Und wieder finde ich mich in so vielem wieder – auch ich war ein schüchternes, vorsichtiges und oftmals ängstliches Kind und bin es heute noch in einigen Situationen. In anderen Bereichen hat mich das Leben aber gelehrt, mehr Selbstvertrauen zu haben, Risiken einzugehen oder aber ganz einfach auch, dass man gar nicht alles mitmachen muss, sondern dass es auch mutig ist, einfach mal NEIN zu sagen.
Angst ist also nicht unbedingt etwas Schlechtes, wenn wir sie nicht Angst sondern Vorsicht nennen – und Mut heißt nicht unbedingt, sich in die Wellen oder von den Klippen zu stürzen, sondern auf das eigene Bauchgefühl zu vertrauen und seinen eigenen Weg zu gehen… den man dann oftmals auch alleine gehen muss.
Aber auch ich habe mich meinem Kind gegenüber oft zurückgenommen, um meine eigenen Ängste (da ist das Wort wieder) nicht zu übertragen. Spielt aber vielleicht auch eine Rolle, dass wir eine Generation weiter sind als noch unsere Eltern und unsere Kinder vielleicht sowieso viel öfter ermutigen “ihr Ding zu machen”, als das früher noch der Fall war. Da galt noch mehr “was sagen denn nur die anderen”.

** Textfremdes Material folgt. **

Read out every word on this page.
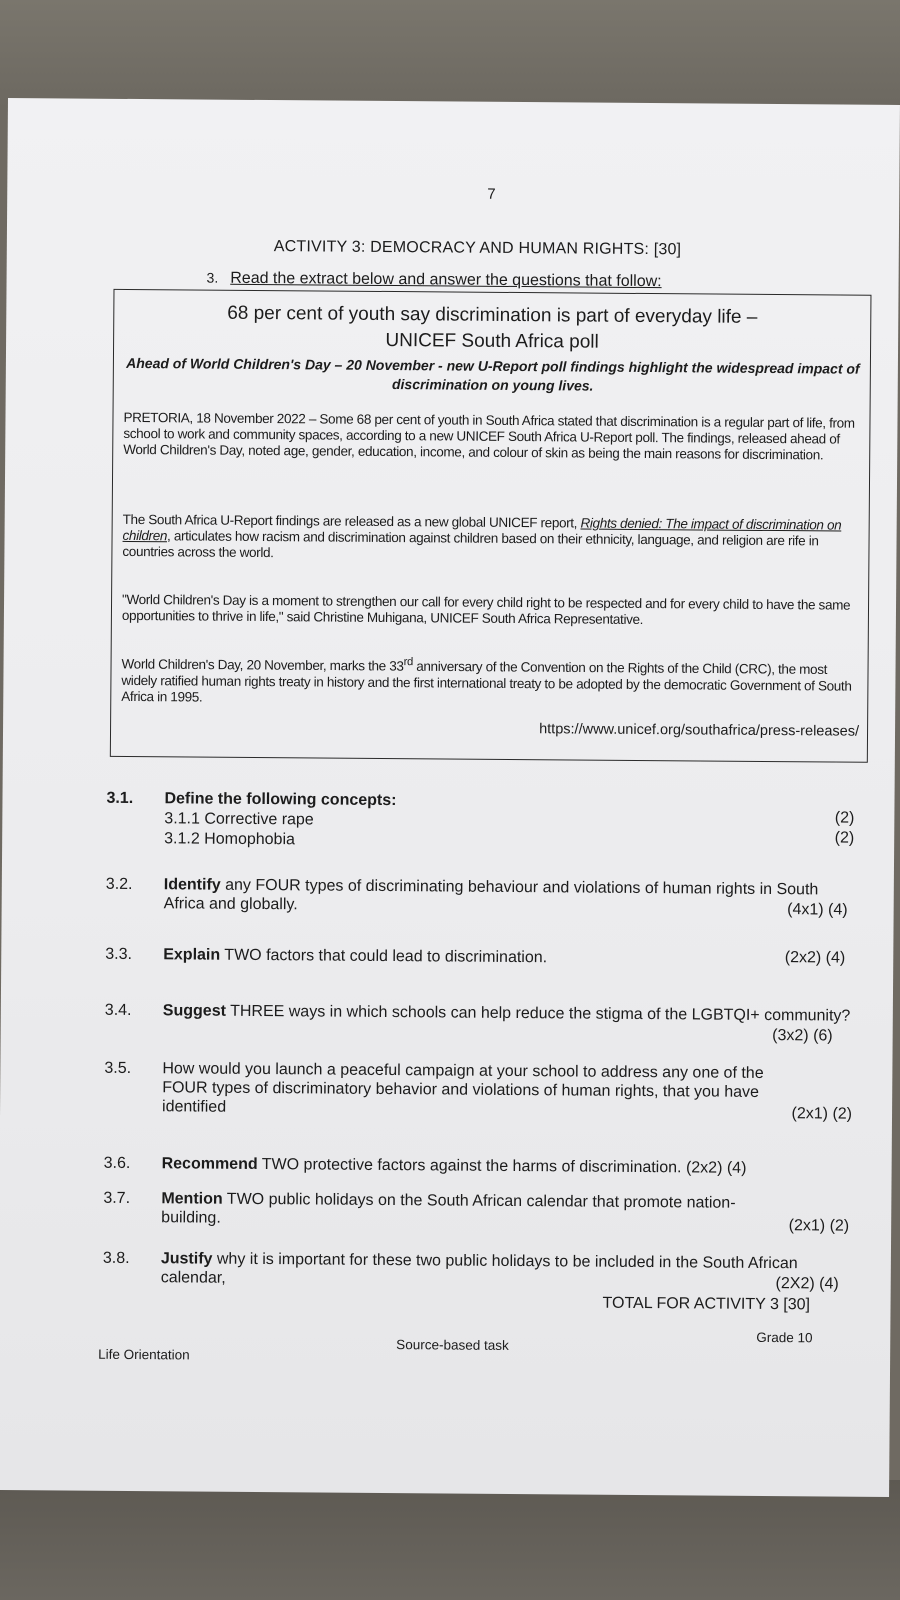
7
ACTIVITY 3: DEMOCRACY AND HUMAN RIGHTS: [30]
3. Read the extract below and answer the questions that follow:
68 per cent of youth say discrimination is part of everyday life –
UNICEF South Africa poll
Ahead of World Children's Day – 20 November - new U-Report poll findings highlight the widespread impact of discrimination on young lives.
PRETORIA, 18 November 2022 – Some 68 per cent of youth in South Africa stated that discrimination is a regular part of life, from school to work and community spaces, according to a new UNICEF South Africa U-Report poll. The findings, released ahead of World Children's Day, noted age, gender, education, income, and colour of skin as being the main reasons for discrimination.
The South Africa U-Report findings are released as a new global UNICEF report, Rights denied: The impact of discrimination on children, articulates how racism and discrimination against children based on their ethnicity, language, and religion are rife in countries across the world.
"World Children's Day is a moment to strengthen our call for every child right to be respected and for every child to have the same opportunities to thrive in life," said Christine Muhigana, UNICEF South Africa Representative.
World Children's Day, 20 November, marks the 33rd anniversary of the Convention on the Rights of the Child (CRC), the most widely ratified human rights treaty in history and the first international treaty to be adopted by the democratic Government of South Africa in 1995.
https://www.unicef.org/southafrica/press-releases/
3.1. Define the following concepts:
3.1.1 Corrective rape	(2)
3.1.2 Homophobia	(2)
3.2. Identify any FOUR types of discriminating behaviour and violations of human rights in South Africa and globally.	(4x1) (4)
3.3. Explain TWO factors that could lead to discrimination.	(2x2) (4)
3.4. Suggest THREE ways in which schools can help reduce the stigma of the LGBTQI+ community?
(3x2) (6)
3.5. How would you launch a peaceful campaign at your school to address any one of the FOUR types of discriminatory behavior and violations of human rights, that you have identified	(2x1) (2)
3.6. Recommend TWO protective factors against the harms of discrimination. (2x2) (4)
3.7. Mention TWO public holidays on the South African calendar that promote nation-building.	(2x1) (2)
3.8. Justify why it is important for these two public holidays to be included in the South African calendar,	(2X2) (4)
TOTAL FOR ACTIVITY 3 [30]
Life Orientation
Source-based task	Grade 10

Ich stehe selbstbewusst dazu, dass ich zum Beispiel immer noch nicht Skifahren möchte, weil es mich nicht reizt und ich vor der sportlichen, körperlichen Herausforderung großen Respekt (Angst) habe.
Gleichzeitig stelle ich mich heute ganz selbstbewusst vor Menschengruppen und vertrete meine Meinung, gestalte Themenabende und organisiere Veranstaltungen – weil die Angst, sich zu blamieren viel geringer geworden ist, als die neu gelernte Freude über das positive Feedback!
Liebe Grüße, Susanne
Liebe Susanne, genau so machen ich das auch. Danke für deine Worte!